Le dessin est donc transparent. Il n’existe que comme prolongation des états d’âme. L’énergie passe directement et facilite une lecture globalisante en évitant la surenchère d’explications. La place est à l’image d’abord, puisque dans l’image il y a tout, ou presque. L’image est comme en apesanteur, libérée de ses accroches que sont les explications inutiles.

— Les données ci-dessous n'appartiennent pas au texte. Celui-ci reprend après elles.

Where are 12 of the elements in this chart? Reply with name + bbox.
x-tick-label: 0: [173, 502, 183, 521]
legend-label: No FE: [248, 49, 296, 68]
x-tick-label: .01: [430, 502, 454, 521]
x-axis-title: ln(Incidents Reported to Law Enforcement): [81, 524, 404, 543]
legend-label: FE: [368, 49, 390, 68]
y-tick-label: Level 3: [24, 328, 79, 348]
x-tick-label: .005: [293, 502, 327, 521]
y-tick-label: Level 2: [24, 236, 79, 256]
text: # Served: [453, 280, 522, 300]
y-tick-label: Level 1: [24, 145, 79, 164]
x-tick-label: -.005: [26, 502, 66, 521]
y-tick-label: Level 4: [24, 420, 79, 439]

PRÊT A TOUT POUR FAIRE UN BON MANGA
C’est l’efficacité et l’imagination qui priment. Comme pour les combats. Il faut faire sa place dans le monde impitoyable des mangas. L’important est de faire mouche. Il faut donc toucher et ne pas esquiver. Il y a de l’urgence dans le dessin de Boitchi, de la fulgurance. Les scènes de combat sont des explosions graphiques. Il faut aller au-devant, au-dedans. Rentrer dans la chair et dans les cranes. Boitchi plonge dans l’histoire avec cette immédiateté et cette proximité. Il semble nous dire comme Proudhon : «Je sais ce que c’est que la misère, j’y ai vécu. » il met ainsi le paquet dès le premier volet de la série. Comme Boitchi photographié à la fin prenant tous les risques au-dessus d’un immeuble appuyé à des tuyaux dans le vide : « Eh oui, je suis prêt à tout pour pouvoir faire un bon manga. » Il rejoint ainsi Lamennais, dans son Esquisse d’une philosophie : « Les artistes doivent descendre au fond des entrailles de la société, recueillir en eux-mêmes la vie qui y palpite…La religion de l’avenir projette ses premières lueurs sur le genre humain en attente et sur ses futures destinées : l’artiste doit en être le prophète. » Boitchi est un des prophètes apocalyptique de notre société.

ETAT = MAFIA
Ainsi sa vision de l’Etat comparée à une mafia. Juste un différentiel dans la taille. La finalité est la même. Le pouvoir et la coercition pour les réfractaires. Le chef mafieux des gundals coréens à Ken, qui souhaite rentrer dans le corps de police coréen : « Gang, Etat, entreprise monopolistique… tout ça, c’est du pareil au même, tu sais. Et la ressemblance est particulièrement frappante quand on compare le fonctionnement d’un gang et d’un Etat. Un Etat possède une sphère d’influence exclusive qui regroupe deux choses : un territoire et une population. Afin qu’aucun élément ne pénètre dans sa sphère, il est prêt à utiliser la force si besoin est. Recourir à la force pour défendre son territoire est la première caractéristique commune entre un gang et un Etat… pour moi, un Etat a tout du parfait gang à ses débuts… »

Comme la vie en complète mutation, le dessin se transforme et mène la barque. Les Ken sont embarqués dans la frénésie de la mafia coréenne. L’histoire va vite sans savoir du dessin ou de l’intrigue qui mène le bal entre subtilité et charge émotionnelle.